Not a calculated smile. The kind that just arrived on its own.
Qingqing was a perfectionist. One line slightly off and she’d start the whole thing over. She went through it again and again, her voice patient and unhurried, until every note sat exactly where she wanted it.
Xu Ye sat in the air conditioning and listened and didn’t find it boring at all.
Time drifted past.
By evening, the audio file was on a USB drive. They came out into the warm air, and Xu Ye checked the time.

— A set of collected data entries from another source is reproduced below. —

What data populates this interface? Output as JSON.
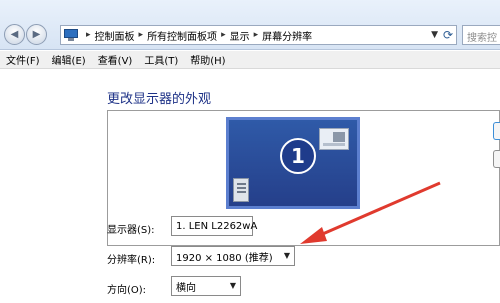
{
  "address_bar": {
    "breadcrumbs": [
      "控制面板",
      "所有控制面板项",
      "显示",
      "屏幕分辨率"
    ],
    "search_placeholder": "搜索控"
  },
  "menu": [
    "文件(F)",
    "编辑(E)",
    "查看(V)",
    "工具(T)",
    "帮助(H)"
  ],
  "main": {
    "title": "更改显示器的外观",
    "monitor_number": "1",
    "display": {
      "label": "显示器(S):",
      "value": "1. LEN L2262wA"
    },
    "resolution": {
      "label": "分辨率(R):",
      "value": "1920 × 1080 (推荐)"
    },
    "orientation": {
      "label": "方向(O):",
      "value": "横向"
    }
  },
  "colors": {
    "title_blue": "#1e3287",
    "monitor_blue": "#2f5aa8",
    "annotation_red": "#e03a2e"
  }
}
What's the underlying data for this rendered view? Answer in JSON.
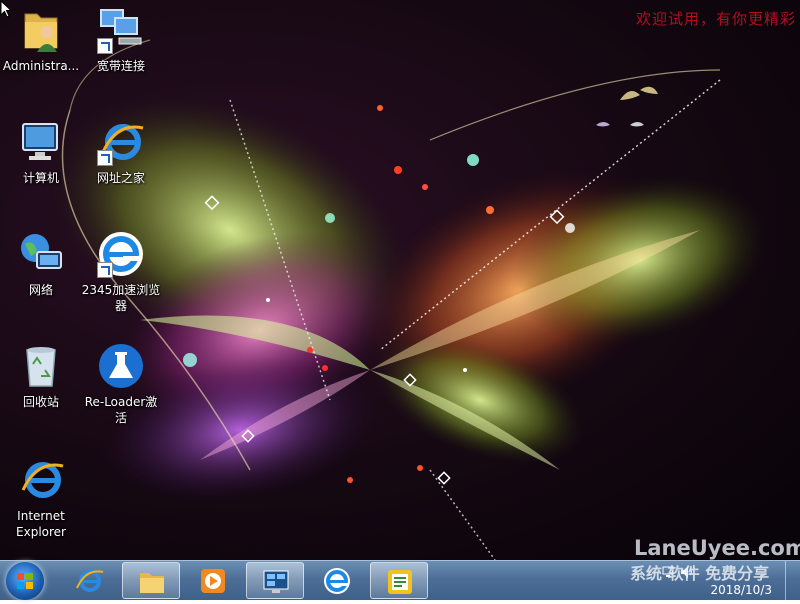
{
  "desktop": {
    "welcome_text": "欢迎试用，有你更精彩",
    "icons": [
      {
        "label": "Administra..."
      },
      {
        "label": "宽带连接"
      },
      {
        "label": "计算机"
      },
      {
        "label": "网址之家"
      },
      {
        "label": "网络"
      },
      {
        "label": "2345加速浏览器"
      },
      {
        "label": "回收站"
      },
      {
        "label": "Re-Loader激活"
      },
      {
        "label": "Internet Explorer"
      }
    ]
  },
  "taskbar": {
    "pinned": [
      "start-orb",
      "internet-explorer",
      "windows-explorer",
      "media-player",
      "remote-desktop",
      "2345-browser",
      "notepad-app"
    ],
    "clock_date": "2018/10/3"
  },
  "watermark": {
    "site": "LaneUyee.com",
    "tagline": "系统 软件 免费分享"
  }
}
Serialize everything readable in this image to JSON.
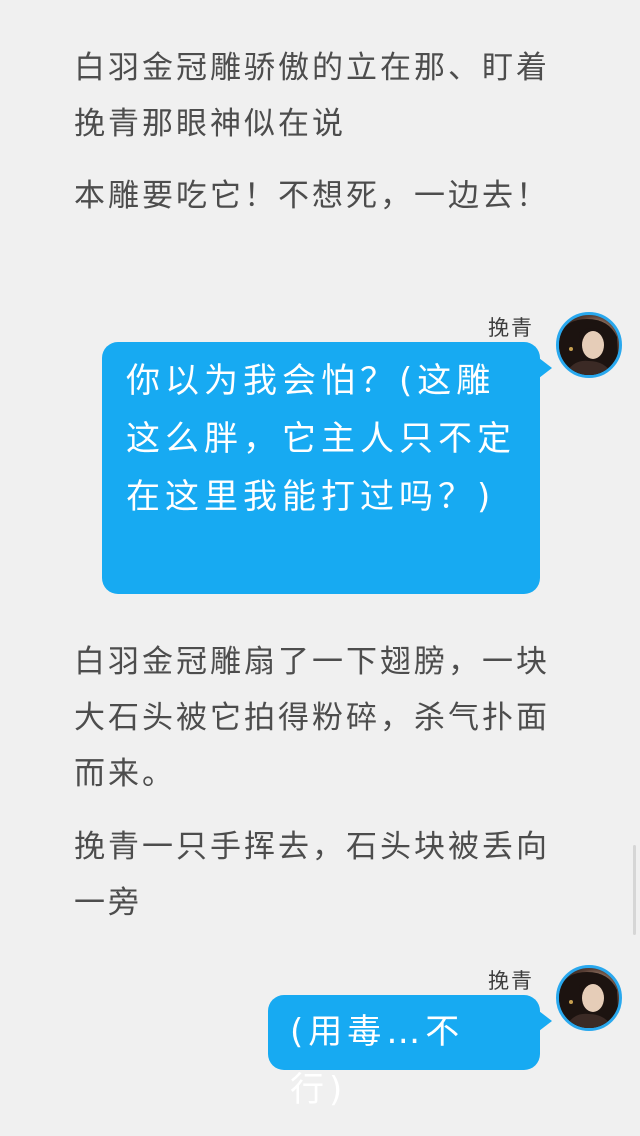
{
  "story": {
    "narration_1": "白羽金冠雕骄傲的立在那、盯着挽青那眼神似在说",
    "narration_2": "本雕要吃它！不想死，一边去！",
    "narration_3": "白羽金冠雕扇了一下翅膀，一块大石头被它拍得粉碎，杀气扑面而来。",
    "narration_4": "挽青一只手挥去，石头块被丢向一旁"
  },
  "messages": [
    {
      "speaker": "挽青",
      "text": "你以为我会怕？(这雕这么胖，它主人只不定在这里我能打过吗？)",
      "avatar_icon": "avatar-portrait"
    },
    {
      "speaker": "挽青",
      "text": "(用毒…不行)",
      "avatar_icon": "avatar-portrait"
    }
  ],
  "colors": {
    "background": "#f0f0f0",
    "bubble": "#17aaf2",
    "avatar_border": "#29a8ee",
    "text": "#4d4d4d"
  }
}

“No point going home first. We’ll have to eat out.”
Qingqing hesitated. “Barbecue?”
“Too heaty.”
“Hotpot then?”
“Hotpot actually — too much of it is bad for your skin, clogs pores, causes breakouts, and also—” [TL: 海底捞 (Hǎidǐ Lāo) is China’s most famous hotpot chain, known for its premium service and theatrical customer experience — servers who dance, birthday serenades, free snacks, and so on.]
Qingqing cut him off. She’d already figured out where this was going.
“I’m paying.”
Xu Ye pivoted instantly. “But then again, the occasional hotpot is completely fine. Qingqing, don’t get the wrong idea — I’m genuinely not the type to let a girl pay. This time’s an exception, but next time is absolutely on me.”
“What did you just call me?”
“Qing… qing?”
Qingqing lifted her foot and brought it down firmly on top of his.
“Ow — ow—!”
She looked deeply satisfied. “That’s what you get.”